Der Streit um die gesündeste Kost- und Ernährungsform ist noch nicht endgültig entschieden. Allgemein gilt eine ovo-lacto-vegetarische Ernährung als besonders empfehlenswert. Für die Nährstoffrelation, also das Verhältnis von Kohlenhydraten, Fetten und Proteinen, trifft diese Aussage eindeutig zu, wie Julia Geppert bei der Vorstellung ihrer Studie zur Nähstoffversorgung von Münchner Ovo-Lacto-Vegetarierinnen zeigen konnte. Bei den Mikronährstoffen sah die Situation dagegen schlecht aus. Gemessen an den Referenzwerten der DGE war die Versorgung mit Eisen gerade mal ausreichend, während die Werte für Jod bei durchschnittlich 60 Prozent, für Folsäure bei 77 Prozent und für Vitamin D bei lediglich 30 Prozent der empfohlenen Mengen lagen. Diese Ergebnisse sind umso bemerkenswerter, als 24 Prozent der Studienteilnehmerinnen sogar Nahrungssupplemente, also Vitamin- und Mineralstoffpräparate einnahmen, und diese bei der Ernährungsanalyse mit angerechnet wurden.

Vegetarier müssen aber nicht nur auf ihre Jod- , Folsäure- und Vitamin-D-Zufuhr, sondern auch auf ihre Zahngesundheit achten. Denn sie haben ein vergleichsweise hohes Risiko für bestimmte Zahnerkrankungen. Die Arbeitsgruppe von Dr. Regina Purschwitz vom Universitätsklinikum Leipzig stellte bei Vegetariern eine größere Prävalenz von Zahnhalsdefekten und erosiven Läsionen fest. Dabei waren sowohl der Schweregrad der Läsionen als auch die Lactobazillenzahl im Speichel der Vegetarier im Vergleich zu Personen, die Fleisch essen, signifikant erhöht. Der regelmäßige Zahnarztbesuch ist für Vegetarier daher unerlässlich.

Soja, Bier und Kaffee

Spätestens seit der Neubewertung der Hormonersatztherapie bei postmenopausalen Frauen erfreuen sich Sojaprodukte, sei es als Lebensmittel oder als Bestandteil vieler Präparate aus der Apotheke, wachsender Beliebtheit bei den Verbrauchern. Schon länger ist bekannt, dass das Isoflavonoid Genistein (GEN) antioxidative Eigenschaften aufweist. Durch das Abfangen reaktiver Sauerstoffspezies reduziert der Soja-Inhaltsstoff den oxidativen Stress innerhalb der Zelle. Claudia Steiner von der Schiller-Universität in Jena konnte nachweisen, dass Genistein die Genexpression der Glutathion-S-Transferase (GST), einem wichtigen zellulären Entgiftungssystem, fördert.

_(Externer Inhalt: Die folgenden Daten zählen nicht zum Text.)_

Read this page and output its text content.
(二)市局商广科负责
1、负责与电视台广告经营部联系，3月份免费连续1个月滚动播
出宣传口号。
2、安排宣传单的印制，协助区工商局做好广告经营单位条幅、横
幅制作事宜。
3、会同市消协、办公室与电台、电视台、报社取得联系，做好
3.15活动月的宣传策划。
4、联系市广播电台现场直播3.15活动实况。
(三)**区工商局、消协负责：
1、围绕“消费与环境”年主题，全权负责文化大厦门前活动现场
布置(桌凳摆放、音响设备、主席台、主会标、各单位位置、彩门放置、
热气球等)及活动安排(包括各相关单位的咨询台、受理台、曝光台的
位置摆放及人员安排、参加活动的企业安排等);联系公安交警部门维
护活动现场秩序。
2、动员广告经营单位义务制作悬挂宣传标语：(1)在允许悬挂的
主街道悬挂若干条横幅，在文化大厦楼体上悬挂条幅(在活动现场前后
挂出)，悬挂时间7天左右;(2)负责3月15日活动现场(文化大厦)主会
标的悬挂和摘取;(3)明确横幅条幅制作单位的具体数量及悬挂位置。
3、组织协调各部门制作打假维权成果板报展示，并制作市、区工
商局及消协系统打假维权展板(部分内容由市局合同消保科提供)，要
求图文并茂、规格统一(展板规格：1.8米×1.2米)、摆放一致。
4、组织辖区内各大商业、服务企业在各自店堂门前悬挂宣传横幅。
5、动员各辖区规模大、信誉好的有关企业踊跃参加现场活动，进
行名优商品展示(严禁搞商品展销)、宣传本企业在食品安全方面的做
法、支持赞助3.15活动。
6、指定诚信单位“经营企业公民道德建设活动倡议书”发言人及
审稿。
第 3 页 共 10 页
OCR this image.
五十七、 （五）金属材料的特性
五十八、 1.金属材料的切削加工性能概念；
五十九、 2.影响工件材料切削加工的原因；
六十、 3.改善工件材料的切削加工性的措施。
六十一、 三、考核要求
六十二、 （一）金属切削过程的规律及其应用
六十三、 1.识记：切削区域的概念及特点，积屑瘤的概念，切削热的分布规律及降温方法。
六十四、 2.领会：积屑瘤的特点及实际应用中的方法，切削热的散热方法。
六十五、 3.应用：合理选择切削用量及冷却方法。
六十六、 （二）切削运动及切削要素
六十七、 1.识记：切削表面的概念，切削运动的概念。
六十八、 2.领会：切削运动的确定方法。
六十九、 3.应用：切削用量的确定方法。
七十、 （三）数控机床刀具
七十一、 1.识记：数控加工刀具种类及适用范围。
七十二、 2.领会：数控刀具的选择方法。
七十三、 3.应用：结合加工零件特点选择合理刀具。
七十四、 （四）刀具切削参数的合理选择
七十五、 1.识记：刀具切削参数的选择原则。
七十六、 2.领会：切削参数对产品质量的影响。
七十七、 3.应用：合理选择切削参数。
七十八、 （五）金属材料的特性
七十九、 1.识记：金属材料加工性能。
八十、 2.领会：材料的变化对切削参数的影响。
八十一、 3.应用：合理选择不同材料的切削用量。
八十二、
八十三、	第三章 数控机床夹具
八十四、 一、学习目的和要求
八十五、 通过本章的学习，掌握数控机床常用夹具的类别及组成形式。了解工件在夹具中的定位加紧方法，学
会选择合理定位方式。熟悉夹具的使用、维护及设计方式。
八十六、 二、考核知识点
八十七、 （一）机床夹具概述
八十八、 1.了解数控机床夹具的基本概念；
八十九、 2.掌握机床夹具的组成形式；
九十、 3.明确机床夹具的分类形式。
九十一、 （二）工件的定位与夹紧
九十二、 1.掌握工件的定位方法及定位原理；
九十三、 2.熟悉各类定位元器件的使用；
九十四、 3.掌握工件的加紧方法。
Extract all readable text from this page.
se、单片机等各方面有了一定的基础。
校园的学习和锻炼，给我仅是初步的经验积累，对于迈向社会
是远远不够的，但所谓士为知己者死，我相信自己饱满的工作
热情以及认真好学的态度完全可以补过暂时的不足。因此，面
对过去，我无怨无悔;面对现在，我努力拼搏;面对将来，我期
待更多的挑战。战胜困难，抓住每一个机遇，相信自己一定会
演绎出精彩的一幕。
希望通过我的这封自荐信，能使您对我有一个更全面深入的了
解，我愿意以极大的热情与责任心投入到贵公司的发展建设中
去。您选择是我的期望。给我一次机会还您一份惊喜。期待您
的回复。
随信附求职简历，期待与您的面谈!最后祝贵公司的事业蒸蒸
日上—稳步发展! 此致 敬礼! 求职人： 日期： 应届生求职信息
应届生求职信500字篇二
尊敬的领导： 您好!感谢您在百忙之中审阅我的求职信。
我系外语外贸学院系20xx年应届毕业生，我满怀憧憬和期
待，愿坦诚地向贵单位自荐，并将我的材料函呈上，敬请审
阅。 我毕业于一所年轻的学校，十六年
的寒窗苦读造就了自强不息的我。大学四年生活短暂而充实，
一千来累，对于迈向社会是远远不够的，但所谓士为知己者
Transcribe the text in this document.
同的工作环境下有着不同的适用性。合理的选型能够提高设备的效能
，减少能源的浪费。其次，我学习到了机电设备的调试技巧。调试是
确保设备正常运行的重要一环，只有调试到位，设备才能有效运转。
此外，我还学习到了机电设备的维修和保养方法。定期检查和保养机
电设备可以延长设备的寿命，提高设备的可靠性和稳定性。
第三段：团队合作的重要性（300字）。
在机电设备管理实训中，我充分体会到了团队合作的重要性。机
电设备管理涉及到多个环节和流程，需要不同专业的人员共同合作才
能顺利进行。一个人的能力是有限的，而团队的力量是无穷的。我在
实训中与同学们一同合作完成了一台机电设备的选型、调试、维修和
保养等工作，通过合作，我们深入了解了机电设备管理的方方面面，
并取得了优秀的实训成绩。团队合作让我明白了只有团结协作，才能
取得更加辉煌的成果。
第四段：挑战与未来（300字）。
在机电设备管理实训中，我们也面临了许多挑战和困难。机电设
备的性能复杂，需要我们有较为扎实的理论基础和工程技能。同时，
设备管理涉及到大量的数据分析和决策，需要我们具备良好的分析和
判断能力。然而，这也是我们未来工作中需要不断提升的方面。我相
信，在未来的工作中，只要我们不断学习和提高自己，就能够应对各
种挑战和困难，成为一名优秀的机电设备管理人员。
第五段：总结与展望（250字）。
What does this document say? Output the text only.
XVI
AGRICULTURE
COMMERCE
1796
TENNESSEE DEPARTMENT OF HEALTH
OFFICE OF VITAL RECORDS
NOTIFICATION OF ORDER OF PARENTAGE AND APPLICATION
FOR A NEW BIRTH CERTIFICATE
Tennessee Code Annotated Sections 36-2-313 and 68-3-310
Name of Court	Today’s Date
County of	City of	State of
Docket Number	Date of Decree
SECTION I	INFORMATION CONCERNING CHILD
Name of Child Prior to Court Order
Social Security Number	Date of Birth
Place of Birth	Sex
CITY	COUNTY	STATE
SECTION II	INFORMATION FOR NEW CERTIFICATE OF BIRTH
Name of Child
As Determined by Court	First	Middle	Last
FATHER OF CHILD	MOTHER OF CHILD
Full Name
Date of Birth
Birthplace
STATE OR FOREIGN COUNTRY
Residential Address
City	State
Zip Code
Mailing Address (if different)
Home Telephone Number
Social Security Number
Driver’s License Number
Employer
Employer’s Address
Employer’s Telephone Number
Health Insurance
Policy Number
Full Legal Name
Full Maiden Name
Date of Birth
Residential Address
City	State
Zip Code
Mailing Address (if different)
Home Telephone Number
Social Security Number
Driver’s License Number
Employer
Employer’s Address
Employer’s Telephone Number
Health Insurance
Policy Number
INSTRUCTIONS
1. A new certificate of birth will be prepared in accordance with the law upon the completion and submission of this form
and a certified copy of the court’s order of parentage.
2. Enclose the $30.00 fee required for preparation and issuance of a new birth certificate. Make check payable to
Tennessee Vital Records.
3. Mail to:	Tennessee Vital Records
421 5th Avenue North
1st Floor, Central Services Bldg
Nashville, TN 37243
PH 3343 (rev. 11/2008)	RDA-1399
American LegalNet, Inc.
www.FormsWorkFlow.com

Die Isoflavone, beim Soja also vor allem das Genistein, werden auch als potenzieller Schutzfaktor für arteriosklerotische Gefäßschäden diskutiert. Dagmar Fuchs vom Lehrstuhl für Ernährungsphysiologie in Freising wies nach, dass Genistein bereits in einer Konzentration von 2,5 Mikromol die Abnahme der anti-arteriosklerotischen Proteine Annexin V und Lamin A verhindert. Ab 25 Mikromol stoppte Genistein den durch oxidiertes LDL (low densitiy lipoprotein) bedingten Anstieg des an der Schaumzellbildung beteiligten Ubiquitin konjugierenden Enzyms 12. Die Schaumzellen, die für die Pathogenese der Arteriosklerose besonders wichtig sind, bilden sich aus Lipoproteinen mit niedriger Dichte durch Oxidationsprozesse und Phagozytoseaktivitäten von Makrophagen.

Rotwein galt bislang als gesündeste Alkoholvariante. Doch auch den heimischen Brauereierzeugnissen konnte Professor Dr. Erich Elstner von der TU München eine positive Seite abgewinnen: Der Genuss von Bier mit einem hohen Stammwürze- und Hopfengehalt führe zu einer erhöhten antioxidativen Kapazität des Blutplasmas unmittelbar nach dem Trinken. Die Zahl sowie die Aktivität der neutrophilen Granulozyten im Vollblut erhöhe sich, wodurch Bier immununterstützend wirke, sagte Elstner.

Auch ein weiteres beliebtes Getränk, der Kaffee, hat eine ähnliche Wirkung, wie Veronika Somoza von der Forschungsanstalt für Lebensmittelchemie in Garching berichtete. Für seinen antioxidativen und chemopräventiven Effekt ist N-Methyl-pyridinium verantwortlich. Als Indikator für die chemopräventive Aktivität dienten dabei die Enzymaktivitäten der UDP-Glucuronyltransferase (UDP-GT) und der Glutathion-S-Transferase (GST). Die Substanz verstärkt die Enzymaktivitäten um bis zu 40 Prozent und steigert die antioxidative Aktivität um mehr als die Hälfte.